Artificial intelligence (AI) software found in commonly used search engines, social media platforms and recommendation websites is being manipulated by hackers more frequently than people realise, according to a new report.
Published by the European Union-funded project SHERPA which has been established to enhance the responsible development of AI and examine the impact of smart information systems (SIS) on ethics and human rights the report states that attacks against AI systems are already occurring regularly but are not easy to identify.
“Our consortium partners found that hackers tend to focus most of their efforts on manipulating existing AI systems for malicious purposes instead of developing new attacks that use machine learning,” explained SHERPA Project Coordinator Professor Bernd Stahl from DMU.
SHERPA researchers including representatives and consortium partners from F-Secure; a cyber security firm that builds detection and responsible solutions to keep businesses and people safe online identified a number of potentially malicious uses for AI that are well within reach of today’s attackers, including the creation of sophisticated disinformation and social engineering campaigns.
Andy Patel, a researcher with F-Secure’s Artificial Intelligence Center of Excellence, said: “Some humans incorrectly equate machine intelligence with human intelligence, and I think that’s why they associate the threat of AI with killer robots and out of control computers.
“But human attacks against AI actually happen all the time.”
The report also notes that AI has advanced to a point where it can fabricate extremely realistic written, audio, and visual content, and some AI models have even been withheld from the public to prevent them from being abused by attackers.
“At the moment, our ability to create convincing fake content is far more sophisticated and advanced than our ability to detect it,” said Andy.

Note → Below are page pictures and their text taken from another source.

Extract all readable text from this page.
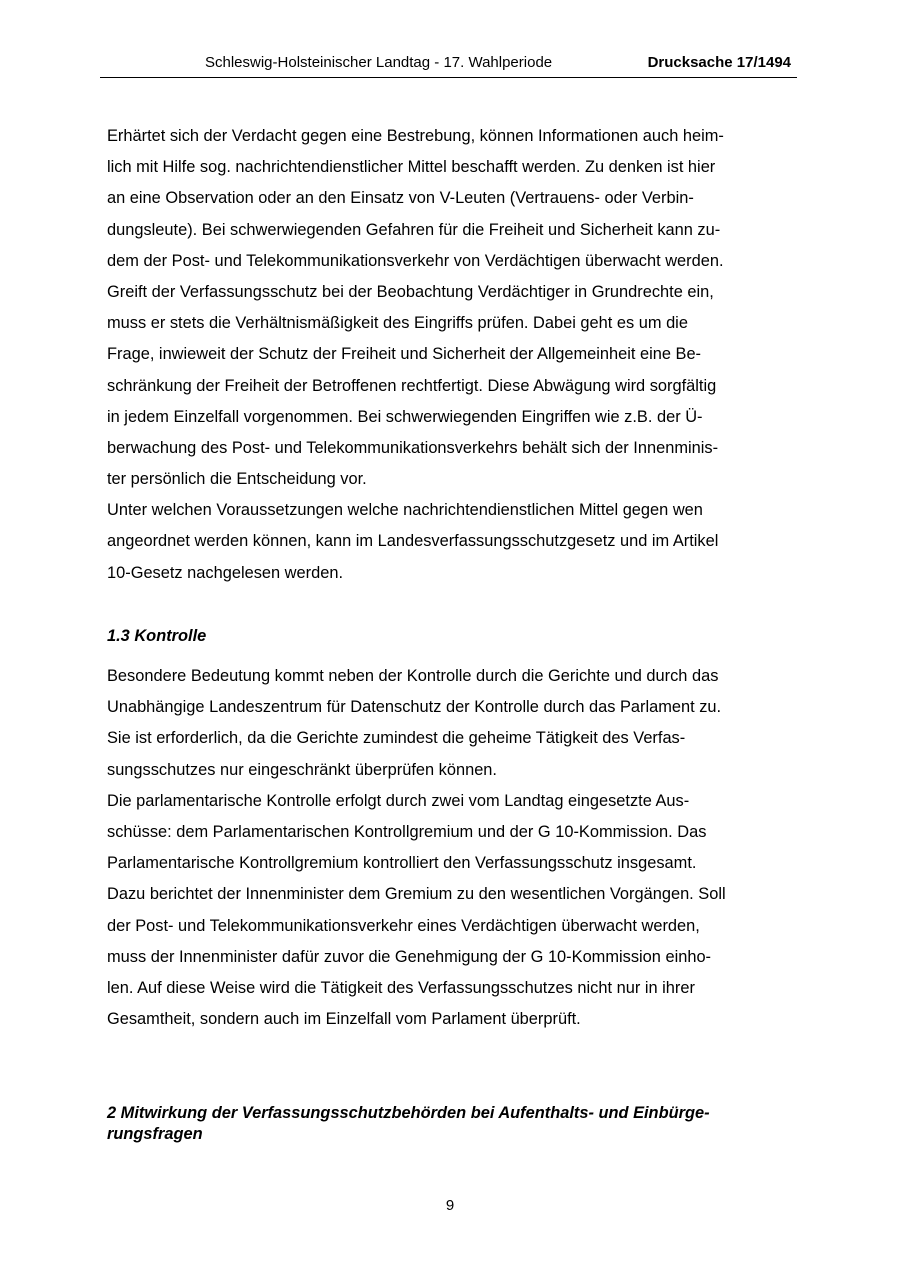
Schleswig-Holsteinischer Landtag - 17. Wahlperiode	Drucksache 17/1494
Erhärtet sich der Verdacht gegen eine Bestrebung, können Informationen auch heim-
lich mit Hilfe sog. nachrichtendienstlicher Mittel beschafft werden. Zu denken ist hier
an eine Observation oder an den Einsatz von V-Leuten (Vertrauens- oder Verbin-
dungsleute). Bei schwerwiegenden Gefahren für die Freiheit und Sicherheit kann zu-
dem der Post- und Telekommunikationsverkehr von Verdächtigen überwacht werden.
Greift der Verfassungsschutz bei der Beobachtung Verdächtiger in Grundrechte ein,
muss er stets die Verhältnismäßigkeit des Eingriffs prüfen. Dabei geht es um die
Frage, inwieweit der Schutz der Freiheit und Sicherheit der Allgemeinheit eine Be-
schränkung der Freiheit der Betroffenen rechtfertigt. Diese Abwägung wird sorgfältig
in jedem Einzelfall vorgenommen. Bei schwerwiegenden Eingriffen wie z.B. der Ü-
berwachung des Post- und Telekommunikationsverkehrs behält sich der Innenminis-
ter persönlich die Entscheidung vor.
Unter welchen Voraussetzungen welche nachrichtendienstlichen Mittel gegen wen
angeordnet werden können, kann im Landesverfassungsschutzgesetz und im Artikel
10-Gesetz nachgelesen werden.
1.3 Kontrolle
Besondere Bedeutung kommt neben der Kontrolle durch die Gerichte und durch das
Unabhängige Landeszentrum für Datenschutz der Kontrolle durch das Parlament zu.
Sie ist erforderlich, da die Gerichte zumindest die geheime Tätigkeit des Verfas-
sungsschutzes nur eingeschränkt überprüfen können.
Die parlamentarische Kontrolle erfolgt durch zwei vom Landtag eingesetzte Aus-
schüsse: dem Parlamentarischen Kontrollgremium und der G 10-Kommission. Das
Parlamentarische Kontrollgremium kontrolliert den Verfassungsschutz insgesamt.
Dazu berichtet der Innenminister dem Gremium zu den wesentlichen Vorgängen. Soll
der Post- und Telekommunikationsverkehr eines Verdächtigen überwacht werden,
muss der Innenminister dafür zuvor die Genehmigung der G 10-Kommission einho-
len. Auf diese Weise wird die Tätigkeit des Verfassungsschutzes nicht nur in ihrer
Gesamtheit, sondern auch im Einzelfall vom Parlament überprüft.
2 Mitwirkung der Verfassungsschutzbehörden bei Aufenthalts- und Einbürge-
rungsfragen
9
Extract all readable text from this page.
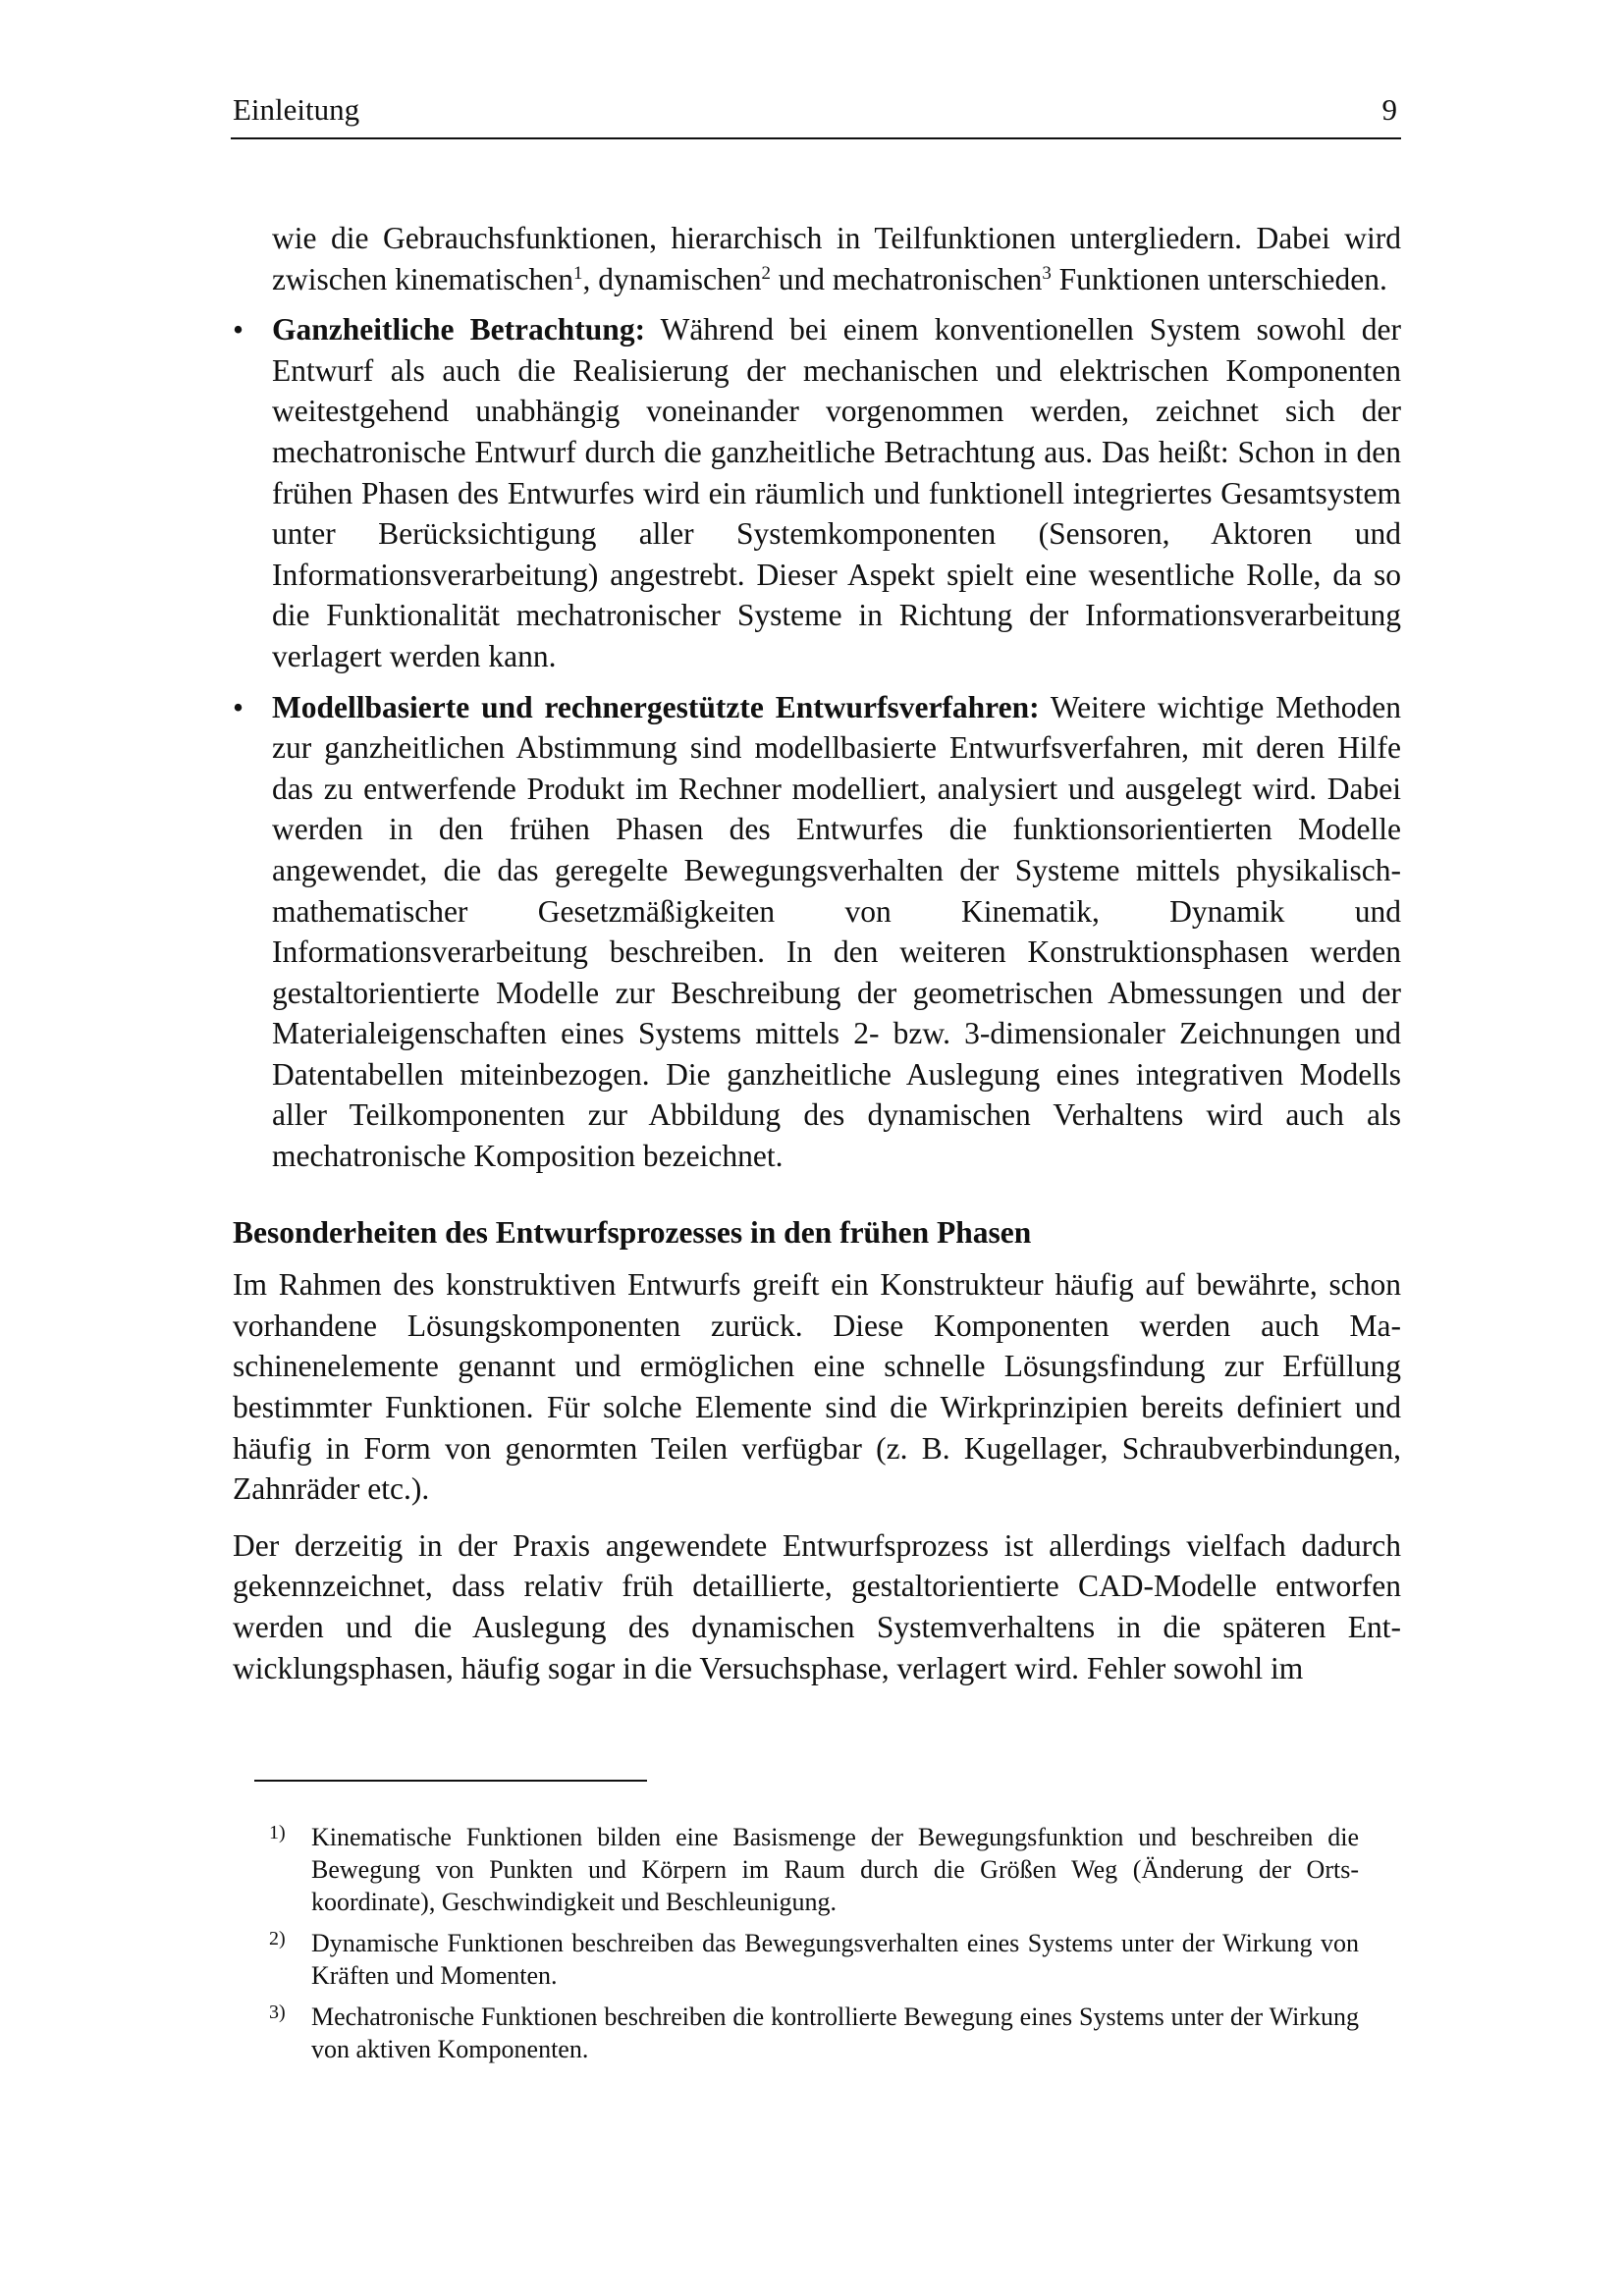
Einleitung	9

wie die Gebrauchsfunktionen, hierarchisch in Teilfunktionen untergliedern. Dabei wird zwischen kinematischen$^1$, dynamischen$^2$ und mechatronischen$^3$ Funktionen unterschieden.

• Ganzheitliche Betrachtung: Während bei einem konventionellen System sowohl der Entwurf als auch die Realisierung der mechanischen und elektrischen Komponenten weitestgehend unabhängig voneinander vorgenommen werden, zeichnet sich der mechatronische Entwurf durch die ganzheitliche Betrachtung aus. Das heißt: Schon in den frühen Phasen des Entwurfes wird ein räumlich und funktionell integriertes Gesamtsystem unter Berücksichtigung aller Systemkomponenten (Sensoren, Aktoren und Informationsverarbeitung) angestrebt. Dieser Aspekt spielt eine wesentliche Rolle, da so die Funktionalität mechatronischer Systeme in Richtung der Informationsverarbeitung verlagert werden kann.

• Modellbasierte und rechnergestützte Entwurfsverfahren: Weitere wichtige Methoden zur ganzheitlichen Abstimmung sind modellbasierte Entwurfsverfahren, mit deren Hilfe das zu entwerfende Produkt im Rechner modelliert, analysiert und ausgelegt wird. Dabei werden in den frühen Phasen des Entwurfes die funktionsorientierten Modelle angewendet, die das geregelte Bewegungsverhalten der Systeme mittels physikalisch-mathematischer Gesetzmäßigkeiten von Kinematik, Dynamik und Informationsverarbeitung beschreiben. In den weiteren Konstruktionsphasen werden gestaltorientierte Modelle zur Beschreibung der geometrischen Abmessungen und der Materialeigenschaften eines Systems mittels 2- bzw. 3-dimensionaler Zeichnungen und Datentabellen miteinbezogen. Die ganzheitliche Auslegung eines integrativen Modells aller Teilkomponenten zur Abbildung des dynamischen Verhaltens wird auch als mechatronische Komposition bezeichnet.

Besonderheiten des Entwurfsprozesses in den frühen Phasen

Im Rahmen des konstruktiven Entwurfs greift ein Konstrukteur häufig auf bewährte, schon vorhandene Lösungskomponenten zurück. Diese Komponenten werden auch Maschinenelemente genannt und ermöglichen eine schnelle Lösungsfindung zur Erfüllung bestimmter Funktionen. Für solche Elemente sind die Wirkprinzipien bereits definiert und häufig in Form von genormten Teilen verfügbar (z. B. Kugellager, Schraubverbindungen, Zahnräder etc.).

Der derzeitig in der Praxis angewendete Entwurfsprozess ist allerdings vielfach dadurch gekennzeichnet, dass relativ früh detaillierte, gestaltorientierte CAD-Modelle entworfen werden und die Auslegung des dynamischen Systemverhaltens in die späteren Entwicklungsphasen, häufig sogar in die Versuchsphase, verlagert wird. Fehler sowohl im

1) Kinematische Funktionen bilden eine Basismenge der Bewegungsfunktion und beschreiben die Bewegung von Punkten und Körpern im Raum durch die Größen Weg (Änderung der Ortskoordinate), Geschwindigkeit und Beschleunigung.
2) Dynamische Funktionen beschreiben das Bewegungsverhalten eines Systems unter der Wirkung von Kräften und Momenten.
3) Mechatronische Funktionen beschreiben die kontrollierte Bewegung eines Systems unter der Wirkung von aktiven Komponenten.
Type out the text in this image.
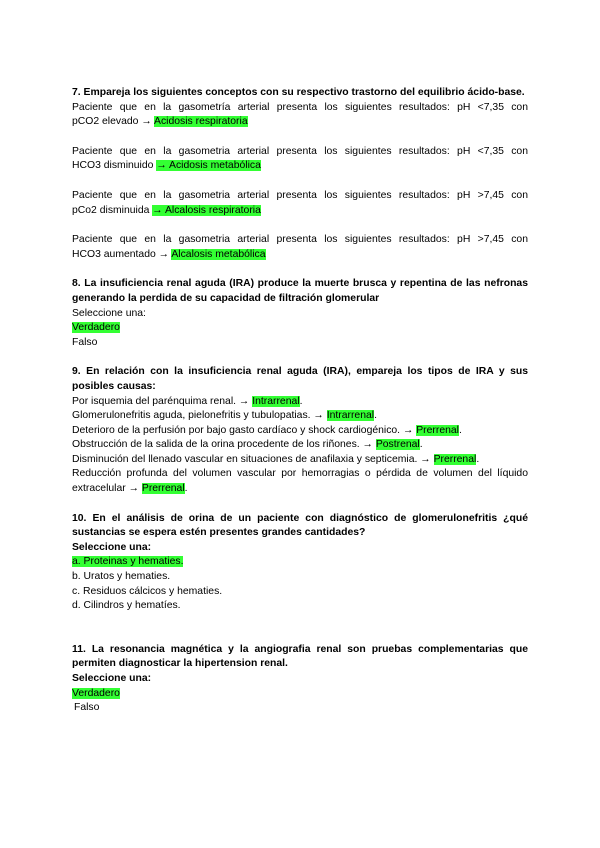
7. Empareja los siguientes conceptos con su respectivo trastorno del equilibrio ácido-base.
Paciente que en la gasometría arterial presenta los siguientes resultados: pH <7,35 con
pCO2 elevado → Acidosis respiratoria
Paciente que en la gasometria arterial presenta los siguientes resultados: pH <7,35 con
HCO3 disminuido → Acidosis metabólica
Paciente que en la gasometria arterial presenta los siguientes resultados: pH >7,45 con
pCo2 disminuida → Alcalosis respiratoria
Paciente que en la gasometria arterial presenta los siguientes resultados: pH >7,45 con
HCO3 aumentado → Alcalosis metabólica
8. La insuficiencia renal aguda (IRA) produce la muerte brusca y repentina de las nefronas generando la perdida de su capacidad de filtración glomerular
Seleccione una:
Verdadero
Falso
9. En relación con la insuficiencia renal aguda (IRA), empareja los tipos de IRA y sus posibles causas:
Por isquemia del parénquima renal. → Intrarrenal.
Glomerulonefritis aguda, pielonefritis y tubulopatias. → Intrarrenal.
Deterioro de la perfusión por bajo gasto cardíaco y shock cardiogénico. → Prerrenal.
Obstrucción de la salida de la orina procedente de los riñones. → Postrenal.
Disminución del llenado vascular en situaciones de anafilaxia y septicemia. → Prerrenal.
Reducción profunda del volumen vascular por hemorragias o pérdida de volumen del líquido
extracelular → Prerrenal.
10. En el análisis de orina de un paciente con diagnóstico de glomerulonefritis ¿qué sustancias se espera estén presentes grandes cantidades?
Seleccione una:
a. Proteinas y hematies.
b. Uratos y hematies.
c. Residuos cálcicos y hematies.
d. Cilindros y hematíes.
11. La resonancia magnética y la angiografia renal son pruebas complementarias que permiten diagnosticar la hipertension renal.
Seleccione una:
Verdadero
Falso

“AI is helping us get better at fabricating audio, video, and images, which will only make disinformation and fake content more sophisticated and harder to detect. And there’s many different applications for convincing, fake content, so I expect it may end up becoming problematic.”
Professor Stahl added: “Our project’s aim is to understand ethical and human rights consequences of AI and big data analytics to help develop ways of addressing these. We can’t have meaningful conversations about human rights, privacy, or ethics in AI without considering cyber security.
“And as a trustworthy source of security knowledge, F-Secure’s contributions are a central part of the project.”